Zij deed me beseffen hoe star ik soms kan zijn. Star in mijn angst voor veranderingen. Manlief had het er ook moeilijk mee, maar hij aanvaardde haar veel sneller zoals ze nú is. Zijn zus. Zijn liefste zus waar hij ooit een jaar alleen mee woonde in een leeg ouderlijk huis. Ze verstonden elkaar zonder woorden. Een blik, een lach … en herkenning. Die herkenning is er weer, alleen is ze nu gekleurd door het ontbreken van een stem, het gemis van een gesprek. Het gaat allemaal moeizamer, trager …

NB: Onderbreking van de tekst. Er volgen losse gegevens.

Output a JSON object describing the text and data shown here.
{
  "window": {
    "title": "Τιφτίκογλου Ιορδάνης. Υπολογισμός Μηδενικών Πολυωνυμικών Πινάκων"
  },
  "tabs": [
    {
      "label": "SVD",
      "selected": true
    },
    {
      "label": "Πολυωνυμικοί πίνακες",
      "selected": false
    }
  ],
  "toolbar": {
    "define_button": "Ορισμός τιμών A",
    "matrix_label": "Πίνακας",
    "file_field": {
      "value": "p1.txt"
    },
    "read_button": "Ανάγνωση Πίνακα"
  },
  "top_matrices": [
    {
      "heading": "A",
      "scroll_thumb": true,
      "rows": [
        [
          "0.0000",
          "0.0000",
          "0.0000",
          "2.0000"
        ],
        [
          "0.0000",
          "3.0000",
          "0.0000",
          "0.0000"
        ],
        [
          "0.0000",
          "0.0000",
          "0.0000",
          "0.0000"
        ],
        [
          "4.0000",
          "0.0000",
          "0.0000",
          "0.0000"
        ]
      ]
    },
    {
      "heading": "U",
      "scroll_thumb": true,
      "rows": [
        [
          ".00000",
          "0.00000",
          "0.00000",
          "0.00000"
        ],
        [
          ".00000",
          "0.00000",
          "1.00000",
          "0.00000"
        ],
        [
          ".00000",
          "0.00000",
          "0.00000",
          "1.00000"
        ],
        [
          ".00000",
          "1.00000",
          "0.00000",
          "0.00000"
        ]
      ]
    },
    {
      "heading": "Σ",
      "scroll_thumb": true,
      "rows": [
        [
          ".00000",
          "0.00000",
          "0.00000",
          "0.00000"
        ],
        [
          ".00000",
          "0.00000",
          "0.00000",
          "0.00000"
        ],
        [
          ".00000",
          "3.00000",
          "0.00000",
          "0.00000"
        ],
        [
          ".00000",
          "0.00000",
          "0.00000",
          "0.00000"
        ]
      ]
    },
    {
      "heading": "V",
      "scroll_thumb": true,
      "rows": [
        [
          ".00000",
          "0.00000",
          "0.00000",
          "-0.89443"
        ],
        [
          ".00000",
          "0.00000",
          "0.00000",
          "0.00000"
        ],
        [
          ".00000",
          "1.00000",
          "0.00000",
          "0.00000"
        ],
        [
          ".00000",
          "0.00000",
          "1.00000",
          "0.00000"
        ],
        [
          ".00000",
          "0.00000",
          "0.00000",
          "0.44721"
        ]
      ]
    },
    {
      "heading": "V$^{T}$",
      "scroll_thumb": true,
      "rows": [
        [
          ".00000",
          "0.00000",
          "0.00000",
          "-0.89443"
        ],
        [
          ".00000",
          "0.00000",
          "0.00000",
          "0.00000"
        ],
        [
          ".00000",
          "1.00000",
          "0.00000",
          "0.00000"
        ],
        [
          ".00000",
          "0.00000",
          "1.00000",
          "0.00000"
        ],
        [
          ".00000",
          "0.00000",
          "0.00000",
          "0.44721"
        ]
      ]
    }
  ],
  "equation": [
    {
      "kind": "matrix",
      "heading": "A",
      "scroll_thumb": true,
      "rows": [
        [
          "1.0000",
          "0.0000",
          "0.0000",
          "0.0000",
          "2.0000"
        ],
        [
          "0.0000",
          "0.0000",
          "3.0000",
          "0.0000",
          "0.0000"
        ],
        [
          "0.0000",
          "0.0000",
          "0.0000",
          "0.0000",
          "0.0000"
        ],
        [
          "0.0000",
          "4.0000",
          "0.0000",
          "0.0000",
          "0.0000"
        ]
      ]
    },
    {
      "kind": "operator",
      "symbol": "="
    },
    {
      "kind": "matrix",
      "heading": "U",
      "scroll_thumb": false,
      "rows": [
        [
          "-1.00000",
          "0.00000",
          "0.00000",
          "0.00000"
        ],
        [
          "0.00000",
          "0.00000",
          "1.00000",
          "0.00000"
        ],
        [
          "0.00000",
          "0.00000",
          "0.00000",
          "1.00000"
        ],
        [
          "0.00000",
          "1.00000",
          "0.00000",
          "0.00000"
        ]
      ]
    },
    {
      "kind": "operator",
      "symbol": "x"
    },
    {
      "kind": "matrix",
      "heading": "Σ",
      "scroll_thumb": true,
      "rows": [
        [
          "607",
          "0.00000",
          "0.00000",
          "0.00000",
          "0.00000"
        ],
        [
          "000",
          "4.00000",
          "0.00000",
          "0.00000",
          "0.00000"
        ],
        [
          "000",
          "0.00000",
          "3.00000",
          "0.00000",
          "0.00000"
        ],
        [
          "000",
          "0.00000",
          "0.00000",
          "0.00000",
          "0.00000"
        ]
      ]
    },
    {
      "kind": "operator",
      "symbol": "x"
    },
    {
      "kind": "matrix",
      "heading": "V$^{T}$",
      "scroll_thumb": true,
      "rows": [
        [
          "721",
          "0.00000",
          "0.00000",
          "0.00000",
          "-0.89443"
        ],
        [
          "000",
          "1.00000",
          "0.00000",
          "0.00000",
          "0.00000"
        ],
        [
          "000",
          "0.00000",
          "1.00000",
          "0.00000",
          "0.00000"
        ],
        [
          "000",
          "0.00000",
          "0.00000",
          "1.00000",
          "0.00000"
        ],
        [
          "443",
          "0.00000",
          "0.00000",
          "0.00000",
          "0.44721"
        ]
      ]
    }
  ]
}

Stürm und drang … Ik vind er nog steeds geen vrede mee. Ik kijk nog té veel naar alles wat er niet meer is. Terwijl ik wéét dat ik ontzettend dankbaar zou moeten zijn voor alles wat er terug is of nóg is. Ze schildert terug, ze tekent weer, ze schrijft de meest prachtige teksten.  Maar mijn woede wordt dan gevoed doordat het beeldhouwen, het piano en gitaarspelen niet meer mogelijk is. De kunstacademie voor mensen met een handicap, waarvan zij de mede-oprichter was, leeft nog steeds. Ze heeft daar iets gemaakt dat verder gaat dan haar ongeluk, haar accident. Maar het borrelt in mijn buik wanneer ik zie hoe ze ook daar afscheid moest nemen.

Ik weet dat Greet haar leven nooit meer zal worden wat het was. Greet zélf zal ook nooit meer dezelfde zijn. Dat is ontzettend moeilijk voor de omgeving. Voor haar ouders, haar familie, haar vrienden. Het is angstaanjagend, pure horror … het niet weten wat de toekomst zal brengen.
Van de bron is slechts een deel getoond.